On Optimizing Image Codecs for VMAF NEG: Analysis, Issues, and a Robust Loss Proposal

A new paper reveals how AI-trained image codecs can still 'cheat' a key perceptual quality metric.

Deep Dive

A team of researchers, including Florian Fingscheidt, Alexander Karabutov, and Elena Alshina, has published a critical analysis of VMAF NEG, a popular metric for assessing perceptual quality in AI-driven image and video compression. The paper, 'On Optimizing Image Codecs for VMAF NEG: Analysis, Issues, and a Robust Loss Proposal,' identifies that despite being designed as a more robust version of VMAF, the NEG variant remains vulnerable to adversarial optimization. This means machine-learned codecs fine-tuned to maximize VMAF NEG scores can still produce images that score well but look worse to humans—a problem exemplified by techniques like unsharpening that boost the metric while degrading real visual quality.
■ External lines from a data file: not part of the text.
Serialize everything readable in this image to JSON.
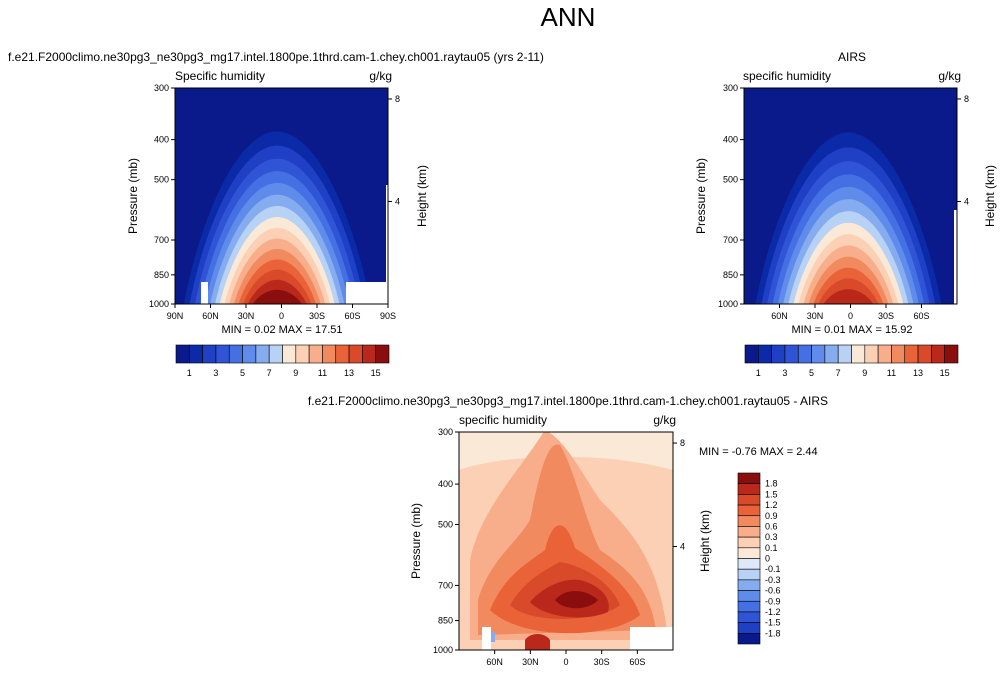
{
  "figure_title": "ANN",
  "panels": [
    {
      "id": "model",
      "title": "f.e21.F2000climo.ne30pg3_ne30pg3_mg17.intel.1800pe.1thrd.cam-1.chey.ch001.raytau05 (yrs 2-11)",
      "left_label": "Specific humidity",
      "right_label": "g/kg",
      "stats": "MIN =  0.02  MAX = 17.51"
    },
    {
      "id": "obs",
      "title": "AIRS",
      "left_label": "specific humidity",
      "right_label": "g/kg",
      "stats": "MIN =  0.01  MAX = 15.92"
    },
    {
      "id": "diff",
      "title": "f.e21.F2000climo.ne30pg3_ne30pg3_mg17.intel.1800pe.1thrd.cam-1.chey.ch001.raytau05 - AIRS",
      "left_label": "specific humidity",
      "right_label": "g/kg",
      "stats": "MIN = -0.76  MAX =  2.44"
    }
  ],
  "chart_data": [
    {
      "type": "heatmap",
      "panel": "model",
      "xlabel": "",
      "ylabel": "Pressure (mb)",
      "y2label": "Height (km)",
      "x_ticks": [
        "90N",
        "60N",
        "30N",
        "0",
        "30S",
        "60S",
        "90S"
      ],
      "x_tick_values": [
        90,
        60,
        30,
        0,
        -30,
        -60,
        -90
      ],
      "xlim": [
        90,
        -90
      ],
      "y_ticks": [
        300,
        400,
        500,
        700,
        850,
        1000
      ],
      "ylim": [
        300,
        1000
      ],
      "y_scale": "log",
      "y2_ticks": [
        "8",
        "4"
      ],
      "y2_tick_values": [
        8,
        4
      ],
      "colorbar_labels": [
        "1",
        "3",
        "5",
        "7",
        "9",
        "11",
        "13",
        "15"
      ],
      "colorbar_levels": [
        1,
        2,
        3,
        4,
        5,
        6,
        7,
        8,
        9,
        10,
        11,
        12,
        13,
        14,
        15
      ],
      "colorbar_orientation": "horizontal",
      "min": 0.02,
      "max": 17.51
    },
    {
      "type": "heatmap",
      "panel": "obs",
      "xlabel": "",
      "ylabel": "Pressure (mb)",
      "y2label": "Height (km)",
      "x_ticks": [
        "60N",
        "30N",
        "0",
        "30S",
        "60S"
      ],
      "x_tick_values": [
        60,
        30,
        0,
        -30,
        -60
      ],
      "xlim": [
        90,
        -90
      ],
      "y_ticks": [
        300,
        400,
        500,
        700,
        850,
        1000
      ],
      "ylim": [
        300,
        1000
      ],
      "y_scale": "log",
      "y2_ticks": [
        "8",
        "4"
      ],
      "y2_tick_values": [
        8,
        4
      ],
      "colorbar_labels": [
        "1",
        "3",
        "5",
        "7",
        "9",
        "11",
        "13",
        "15"
      ],
      "colorbar_levels": [
        1,
        2,
        3,
        4,
        5,
        6,
        7,
        8,
        9,
        10,
        11,
        12,
        13,
        14,
        15
      ],
      "colorbar_orientation": "horizontal",
      "min": 0.01,
      "max": 15.92
    },
    {
      "type": "heatmap",
      "panel": "diff",
      "xlabel": "",
      "ylabel": "Pressure (mb)",
      "y2label": "Height (km)",
      "x_ticks": [
        "60N",
        "30N",
        "0",
        "30S",
        "60S"
      ],
      "x_tick_values": [
        60,
        30,
        0,
        -30,
        -60
      ],
      "xlim": [
        90,
        -90
      ],
      "y_ticks": [
        300,
        400,
        500,
        700,
        850,
        1000
      ],
      "ylim": [
        300,
        1000
      ],
      "y_scale": "log",
      "y2_ticks": [
        "8",
        "4"
      ],
      "y2_tick_values": [
        8,
        4
      ],
      "colorbar_labels": [
        "1.8",
        "1.5",
        "1.2",
        "0.9",
        "0.6",
        "0.3",
        "0.1",
        "0",
        "-0.1",
        "-0.3",
        "-0.6",
        "-0.9",
        "-1.2",
        "-1.5",
        "-1.8"
      ],
      "colorbar_orientation": "vertical",
      "min": -0.76,
      "max": 2.44
    }
  ],
  "colors": {
    "abs_scale": [
      "#0a1a8a",
      "#0a2aa8",
      "#1f3fc4",
      "#2f55d6",
      "#4470e4",
      "#5f8cea",
      "#86acf0",
      "#b8d2f6",
      "#fbe9d8",
      "#fbd0b4",
      "#f8ae8a",
      "#f28a60",
      "#ea6238",
      "#d94a2a",
      "#b9281a",
      "#8a0e0e"
    ],
    "diff_scale": [
      "#8a0e0e",
      "#b9281a",
      "#d94a2a",
      "#ea6238",
      "#f28a60",
      "#f8ae8a",
      "#fbd0b4",
      "#fbe9d8",
      "#dde8f8",
      "#b8d2f6",
      "#86acf0",
      "#5f8cea",
      "#4470e4",
      "#2f55d6",
      "#1f3fc4",
      "#0a1a8a"
    ]
  }
}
The researchers' key contribution is a proposed 'robust loss' function that incorporates VMAF NEG in a way that mitigates these vulnerabilities. This new method allows for the beneficial fine-tuning of either an encoder or a decoder on a dataset, aiming to preserve the metric's high correlation with human perception while preventing the model from 'gaming' the system. The work is supported by quantitative results and perceptual examples, providing a crucial fix for a foundational issue in training next-generation, efficient media codecs. This advancement is essential for ensuring that the AI models compressing our digital media are optimized for what we actually see, not just for a flawed numerical score.

Key Points
  • Identifies that the VMAF NEG metric, used to train AI codecs, can still be 'attacked' to produce high scores for low-quality images.
  • Proposes a new robust loss function to properly leverage VMAF NEG for fine-tuning encoder or decoder neural networks.
  • Aims to close the gap between metric scores and true human perception, which is critical for reliable AI-based media compression.

Why It Matters

Ensures AI-compressed images and videos are optimized for human eyes, not just benchmark scores, improving real-world quality.